…und dann wird's gemütlich?

Matthias Albrecht
Advents- und Weihnachtszeit
…und dann wird's gemütlich?
Beim Versuch, die Adventszeit zu etwas Besonderem zu machen, verlieren sich viele in Stress. Wie wir dieser Tage zu geistlicher Besinnung kommen können, verrät uns Paul Gerhardt in seinem Lied "Wie soll ich dich empfangen".

"… und dann wird's gemütlich!" Kennen Sie die Familie Hoppenstedt? Jedes Jahr amüsieren sich Millionen Menschen über die Sketche des Komikers Loriot, in denen besagte Familie ihr Weihnachtsfest gemeinsam feiert. Das Zitat markiert den Versuch von Mutter und Vater Hoppenstedt, einen minutiösen Zeitplan für ihren Heiligabend zu entwerfen. Dabei wird nichts dem Zufall überlassen. Selbst den Zeitpunkt, an dem sich ein Gefühl der Gemütlichkeit einstellen soll, will das Ehepaar präzise festlegen.

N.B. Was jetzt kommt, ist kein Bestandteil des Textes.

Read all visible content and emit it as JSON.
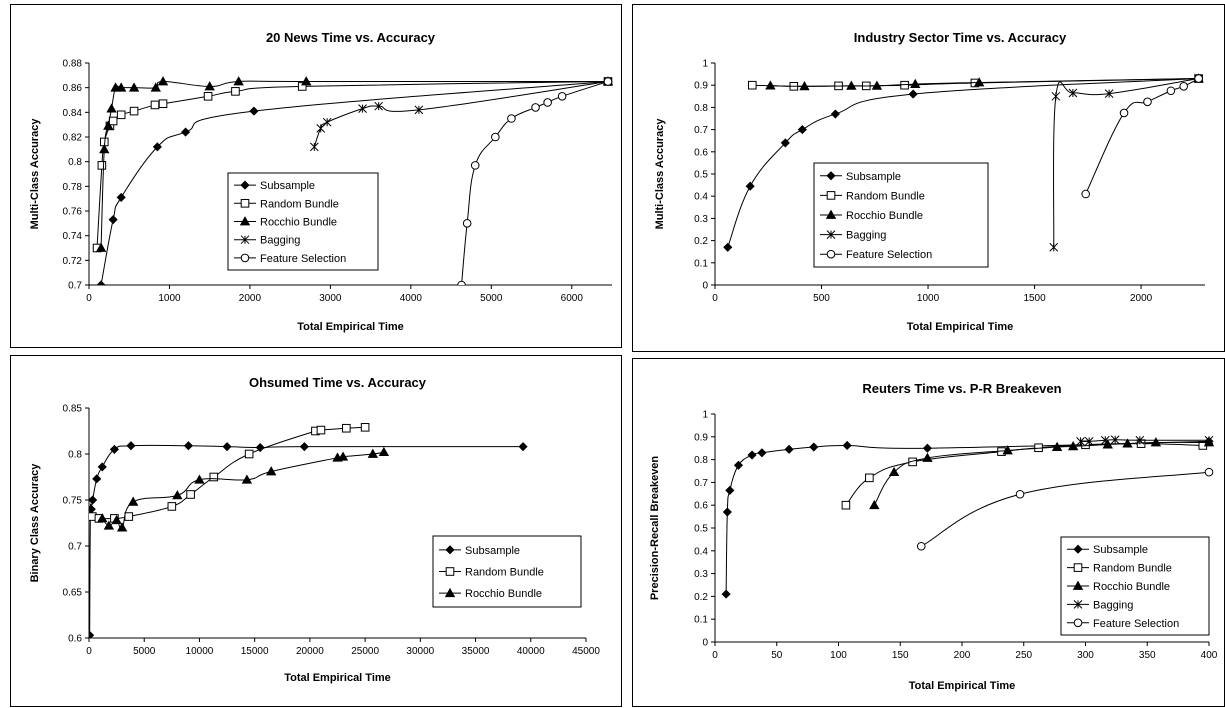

Humor funktioniert dann besonders gut, wenn Menschen sich selbst im dem Erzählten wiedererkennen. Wir merken dann, wie merkwürdig, ja teilweise absurd, wir uns bei Lichte betrachtet oft in unserem Leben verhalten. Genau das bringt uns zum Lachen. Auch bei den Geschichten von der Familie Hoppenstedt. Viele versuchen, die Weihnachts- und Adventszeit zur schönsten Zeit des Jahres zu machen und verzetteln sich bei diesen Bestrebungen. Statt der schönsten Zeit des Jahres empfinden viele dann eher die stressigste Zeit des Jahres. Manche Christ:innen mögen nun sagen, dass es nur denen so geht, die sich dem Konsum verschreiben und den eigentlichen Sinn des Festes, Christus, nicht vor Augen haben. Doch vorweihnachtlicher Stress, das geht auch in fromm. Ist der christliche Adventskalender rechtzeitig bestellt? Was tun, wenn er ausverkauft ist? Soll ich die nächsten vier Wochen jeden Morgen zum Frühgebet gehen? Ich bin ja eigentlich keine Frühaufsteherin. Wäre es dann nicht gut, im Advent wenigstens eine tägliche Stille Zeit zumindest am Wochenende zu halten? Und reicht wirklich ein Gottesdienst am Heiligen Abend oder sollte ich Jesus nicht so viel Ehre geben, dass ich auch noch die Christmette um 23:00 Uhr besuche?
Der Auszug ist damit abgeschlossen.